Maintain Good Conduct

by Kent Heaton

It would be hard to imagine how difficult it was for the early Christians to live under the rule of Nero, emperor of Rome. Peter's first epistle is considered to be written during the reign of one of the world's most corrupt and vicious rulers. It would seem from his writing; Peter was concerned for the spiritual condition of his fellow saints and the persecution they had to endure. He reminds them of their inheritance (I Peter 1:4) that does not fade away and how they can find praise and joy in the face of trials (I Peter 1:6-9). His plea to live a holy life (I Peter 1:13-16) was to remind them they were a "chosen generation, a royal priesthood, a holy nation, a peculiar people; that ye should show forth the praises of him who hath called you out of darkness into his marvelous light" (I Peter 2:9).

The conduct before the Gentile world needed to be with the spirit of holiness. People who are 'chosen' live in the world as chosen people and embody the uniqueness of Jesus Christ. Those who serve in the royal priesthood present themselves as holy priest. A nation that is holy lives holy. A peculiar people are different from the world and do not present themselves in the same manner as the world. The Christian lets his "light shine" (Matthew 5:16) so that others can see Christ living in them. This is how we show forth the praises of God.
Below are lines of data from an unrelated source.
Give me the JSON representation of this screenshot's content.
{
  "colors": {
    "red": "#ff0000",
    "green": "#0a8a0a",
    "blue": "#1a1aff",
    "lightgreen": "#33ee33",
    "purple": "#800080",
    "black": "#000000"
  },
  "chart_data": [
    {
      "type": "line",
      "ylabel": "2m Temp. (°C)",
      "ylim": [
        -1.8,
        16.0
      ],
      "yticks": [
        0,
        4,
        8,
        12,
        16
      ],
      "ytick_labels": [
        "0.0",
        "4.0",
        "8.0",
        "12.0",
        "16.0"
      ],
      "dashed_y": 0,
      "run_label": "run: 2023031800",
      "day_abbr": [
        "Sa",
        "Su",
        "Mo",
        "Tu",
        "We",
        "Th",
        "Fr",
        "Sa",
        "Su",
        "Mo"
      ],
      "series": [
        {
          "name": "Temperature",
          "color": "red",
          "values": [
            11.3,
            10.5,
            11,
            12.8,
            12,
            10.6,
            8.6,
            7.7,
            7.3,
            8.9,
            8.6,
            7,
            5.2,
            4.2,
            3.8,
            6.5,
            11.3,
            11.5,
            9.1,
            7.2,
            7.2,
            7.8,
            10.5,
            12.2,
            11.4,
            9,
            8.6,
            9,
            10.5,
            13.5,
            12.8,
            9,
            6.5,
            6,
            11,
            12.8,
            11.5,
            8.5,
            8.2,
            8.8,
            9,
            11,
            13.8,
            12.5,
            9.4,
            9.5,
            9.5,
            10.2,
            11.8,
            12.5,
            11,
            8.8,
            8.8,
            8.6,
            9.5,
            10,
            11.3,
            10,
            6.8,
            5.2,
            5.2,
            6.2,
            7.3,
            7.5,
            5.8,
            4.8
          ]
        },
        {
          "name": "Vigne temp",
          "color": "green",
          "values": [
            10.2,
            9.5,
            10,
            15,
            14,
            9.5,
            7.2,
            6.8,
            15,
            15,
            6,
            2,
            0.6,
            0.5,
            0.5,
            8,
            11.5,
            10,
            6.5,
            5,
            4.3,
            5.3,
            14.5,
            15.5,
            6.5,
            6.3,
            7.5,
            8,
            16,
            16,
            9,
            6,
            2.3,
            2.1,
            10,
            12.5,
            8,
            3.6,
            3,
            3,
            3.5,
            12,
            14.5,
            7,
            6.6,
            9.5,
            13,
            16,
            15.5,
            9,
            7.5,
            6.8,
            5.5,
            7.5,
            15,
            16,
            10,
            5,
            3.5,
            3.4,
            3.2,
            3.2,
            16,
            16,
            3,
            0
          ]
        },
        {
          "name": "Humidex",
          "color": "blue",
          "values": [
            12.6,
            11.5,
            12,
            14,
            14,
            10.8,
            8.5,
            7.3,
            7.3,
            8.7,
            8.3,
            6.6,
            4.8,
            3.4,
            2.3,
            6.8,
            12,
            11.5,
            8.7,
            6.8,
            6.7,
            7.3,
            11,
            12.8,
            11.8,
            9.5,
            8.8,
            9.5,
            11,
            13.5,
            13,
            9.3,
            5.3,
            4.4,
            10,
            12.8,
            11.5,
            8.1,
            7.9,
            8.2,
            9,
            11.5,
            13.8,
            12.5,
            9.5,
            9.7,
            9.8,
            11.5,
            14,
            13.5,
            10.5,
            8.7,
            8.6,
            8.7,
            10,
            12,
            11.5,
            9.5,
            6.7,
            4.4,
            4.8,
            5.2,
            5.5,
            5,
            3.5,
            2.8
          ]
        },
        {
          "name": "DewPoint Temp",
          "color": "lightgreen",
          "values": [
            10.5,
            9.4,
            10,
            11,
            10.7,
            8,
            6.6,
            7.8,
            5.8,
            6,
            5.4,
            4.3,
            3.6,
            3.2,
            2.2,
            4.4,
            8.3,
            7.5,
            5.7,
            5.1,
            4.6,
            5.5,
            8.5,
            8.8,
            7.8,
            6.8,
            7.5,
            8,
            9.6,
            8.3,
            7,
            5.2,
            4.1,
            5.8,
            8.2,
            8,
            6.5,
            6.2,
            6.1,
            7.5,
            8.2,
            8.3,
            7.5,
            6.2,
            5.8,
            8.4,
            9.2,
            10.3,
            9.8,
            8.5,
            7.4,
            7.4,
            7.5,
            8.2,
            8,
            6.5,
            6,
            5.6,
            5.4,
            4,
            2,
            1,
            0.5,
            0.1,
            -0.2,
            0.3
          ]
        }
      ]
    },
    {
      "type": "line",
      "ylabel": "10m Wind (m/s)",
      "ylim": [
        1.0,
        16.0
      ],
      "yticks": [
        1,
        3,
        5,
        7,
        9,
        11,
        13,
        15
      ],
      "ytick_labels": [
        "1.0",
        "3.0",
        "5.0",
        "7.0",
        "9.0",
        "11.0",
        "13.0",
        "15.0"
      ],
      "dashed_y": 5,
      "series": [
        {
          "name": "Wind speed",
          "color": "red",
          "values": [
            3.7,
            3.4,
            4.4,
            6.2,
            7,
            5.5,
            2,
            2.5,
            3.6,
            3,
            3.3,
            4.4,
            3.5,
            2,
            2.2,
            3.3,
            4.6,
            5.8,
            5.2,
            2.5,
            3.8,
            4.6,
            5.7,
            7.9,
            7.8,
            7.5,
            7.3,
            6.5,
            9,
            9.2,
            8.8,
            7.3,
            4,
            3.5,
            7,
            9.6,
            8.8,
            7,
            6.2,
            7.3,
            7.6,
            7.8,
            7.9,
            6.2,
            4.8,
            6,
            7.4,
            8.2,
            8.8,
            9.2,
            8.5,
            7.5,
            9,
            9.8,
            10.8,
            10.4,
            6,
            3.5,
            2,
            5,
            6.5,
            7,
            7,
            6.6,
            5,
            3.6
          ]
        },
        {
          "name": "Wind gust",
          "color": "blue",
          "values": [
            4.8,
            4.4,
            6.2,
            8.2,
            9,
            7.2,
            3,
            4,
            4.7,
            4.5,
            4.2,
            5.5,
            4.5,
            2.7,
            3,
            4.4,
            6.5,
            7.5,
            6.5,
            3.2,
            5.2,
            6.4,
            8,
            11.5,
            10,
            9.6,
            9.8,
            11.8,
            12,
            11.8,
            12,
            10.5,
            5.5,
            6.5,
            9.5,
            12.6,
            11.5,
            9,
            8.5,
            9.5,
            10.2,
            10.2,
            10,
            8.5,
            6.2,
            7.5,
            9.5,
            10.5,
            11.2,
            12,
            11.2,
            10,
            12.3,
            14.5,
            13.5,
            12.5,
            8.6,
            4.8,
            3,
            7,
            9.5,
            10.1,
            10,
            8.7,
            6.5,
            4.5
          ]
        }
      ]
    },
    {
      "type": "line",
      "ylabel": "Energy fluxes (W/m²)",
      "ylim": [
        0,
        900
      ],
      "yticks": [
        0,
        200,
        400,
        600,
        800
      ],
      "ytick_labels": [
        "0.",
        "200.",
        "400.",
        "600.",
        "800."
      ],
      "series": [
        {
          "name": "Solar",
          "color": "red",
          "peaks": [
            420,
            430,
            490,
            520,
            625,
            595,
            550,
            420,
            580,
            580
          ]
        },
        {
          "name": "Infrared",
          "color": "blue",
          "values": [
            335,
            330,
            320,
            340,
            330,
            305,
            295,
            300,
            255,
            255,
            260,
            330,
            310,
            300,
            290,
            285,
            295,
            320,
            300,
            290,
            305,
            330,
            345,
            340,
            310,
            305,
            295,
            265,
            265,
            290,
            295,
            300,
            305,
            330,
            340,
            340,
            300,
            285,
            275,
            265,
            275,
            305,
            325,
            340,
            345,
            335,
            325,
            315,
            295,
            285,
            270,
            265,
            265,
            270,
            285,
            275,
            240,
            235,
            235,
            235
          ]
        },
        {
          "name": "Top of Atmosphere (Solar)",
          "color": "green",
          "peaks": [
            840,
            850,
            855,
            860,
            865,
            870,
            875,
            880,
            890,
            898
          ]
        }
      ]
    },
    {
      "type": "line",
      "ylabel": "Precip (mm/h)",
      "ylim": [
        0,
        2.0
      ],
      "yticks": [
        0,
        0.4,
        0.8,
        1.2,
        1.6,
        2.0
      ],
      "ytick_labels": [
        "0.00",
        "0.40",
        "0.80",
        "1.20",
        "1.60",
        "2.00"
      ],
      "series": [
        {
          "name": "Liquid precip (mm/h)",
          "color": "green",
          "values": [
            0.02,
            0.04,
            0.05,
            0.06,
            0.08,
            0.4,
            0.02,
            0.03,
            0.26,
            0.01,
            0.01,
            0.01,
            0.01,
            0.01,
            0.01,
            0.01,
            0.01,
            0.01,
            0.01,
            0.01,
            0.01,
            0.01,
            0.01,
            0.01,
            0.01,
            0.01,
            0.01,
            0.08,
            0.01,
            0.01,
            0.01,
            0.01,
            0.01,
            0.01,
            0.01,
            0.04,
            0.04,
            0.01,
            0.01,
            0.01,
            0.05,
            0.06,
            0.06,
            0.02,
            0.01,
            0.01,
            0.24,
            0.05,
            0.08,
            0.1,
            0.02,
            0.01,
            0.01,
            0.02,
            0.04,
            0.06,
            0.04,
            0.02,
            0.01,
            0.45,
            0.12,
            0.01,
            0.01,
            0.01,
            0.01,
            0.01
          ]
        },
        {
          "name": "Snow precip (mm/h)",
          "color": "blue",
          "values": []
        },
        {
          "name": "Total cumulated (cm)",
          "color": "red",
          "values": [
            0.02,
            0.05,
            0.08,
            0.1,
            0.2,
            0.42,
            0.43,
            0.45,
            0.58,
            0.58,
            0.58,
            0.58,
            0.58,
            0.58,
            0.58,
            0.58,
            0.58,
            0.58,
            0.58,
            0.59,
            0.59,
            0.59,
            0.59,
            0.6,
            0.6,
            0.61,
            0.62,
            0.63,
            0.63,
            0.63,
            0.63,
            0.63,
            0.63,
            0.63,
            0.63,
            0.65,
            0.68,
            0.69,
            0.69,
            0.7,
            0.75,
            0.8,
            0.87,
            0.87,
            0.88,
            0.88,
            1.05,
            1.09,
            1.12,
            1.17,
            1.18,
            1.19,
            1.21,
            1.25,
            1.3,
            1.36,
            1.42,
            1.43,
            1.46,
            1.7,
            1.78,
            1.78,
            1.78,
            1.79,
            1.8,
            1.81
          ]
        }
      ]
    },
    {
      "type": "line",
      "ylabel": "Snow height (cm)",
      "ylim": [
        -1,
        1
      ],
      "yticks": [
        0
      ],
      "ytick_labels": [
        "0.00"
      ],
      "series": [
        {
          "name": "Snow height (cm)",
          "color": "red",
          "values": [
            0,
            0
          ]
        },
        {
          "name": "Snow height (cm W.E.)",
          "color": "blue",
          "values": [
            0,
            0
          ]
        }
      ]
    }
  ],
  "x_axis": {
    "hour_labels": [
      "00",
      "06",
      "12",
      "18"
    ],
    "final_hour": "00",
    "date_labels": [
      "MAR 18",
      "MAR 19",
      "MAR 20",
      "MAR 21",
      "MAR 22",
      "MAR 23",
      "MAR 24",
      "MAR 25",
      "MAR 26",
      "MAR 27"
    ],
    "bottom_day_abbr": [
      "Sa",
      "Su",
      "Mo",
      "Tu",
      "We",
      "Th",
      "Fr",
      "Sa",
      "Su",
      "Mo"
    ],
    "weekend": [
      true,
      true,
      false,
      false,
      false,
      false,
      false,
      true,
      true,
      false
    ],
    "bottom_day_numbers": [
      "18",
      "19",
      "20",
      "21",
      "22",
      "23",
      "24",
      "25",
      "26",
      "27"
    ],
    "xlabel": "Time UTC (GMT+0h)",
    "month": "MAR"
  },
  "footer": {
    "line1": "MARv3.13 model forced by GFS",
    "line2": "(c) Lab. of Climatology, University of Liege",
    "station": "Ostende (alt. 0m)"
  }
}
Peter begins in I Peter 2:11 with clear admonitions for the saints to "abstain from fleshly lusts, which war against the soul; having your conversation honest among the Gentiles: that, whereas they speak against you as evildoers, they may by your good works, which they shall behold, glorify God in the day of visitation" (I Peter 2:11-12). The 'conversation' or 'conduct" of the Christian should be above reproach. There will be challenges enough for the child of God to live separate from the world. The actions of the disciple of Christ should be with good works as found in the example of Jesus Christ (I Peter 2:21-23).

Maintaining good conduct among the Gentiles is an admonition to live in such a way that those of the world will not have evil to say of us. This is a difficult task but with the Lords guidance, it can be done. Paul told Timothy to be "an example of the believers, in word, in manner of life, in love, in spirit, in faith, in purity" (I Timothy 4:12). This example should extend to everyone we come in contact with. Our speech should be "always with grace, seasoned with salt" (Colossians 4:6). The behavior of our life should be "honest" (I Peter 2:11). A Christian should express love in his dealings with his fellow man - "Honor all men" (I Peter 2:17). The spirit, faith and purity of the follower of Christ should be evident to all (I Corinthians 11:1).

The apostle Paul exhorted Titus to remind the Christians "to be gentle, showing all meekness unto all men" (Titus 3:1-2). Maintaining good conduct before those in the world is found in the spirit of gentleness. Peter said in I Peter 3:8-9: "Be courteous: not rendering evil for evil, or railing for railing: but contrariwise blessing; knowing that ye are thereunto called, that ye should inherit a blessing." Jesus is the perfect example of His firm gentleness toward all men. As we follow in His footsteps, we are admonished to make those giant steps of faith and live before all men in purity (I Peter 2:21).

Peter's task in writing his epistle was to exhort the Christians to maintain their lives in such a way that even when others would find evil to say of them, it would only be from a life that was filled with good works. The result of this examination would be for the glory of God. Living for Christ is letting people see Christ in us - nothing else.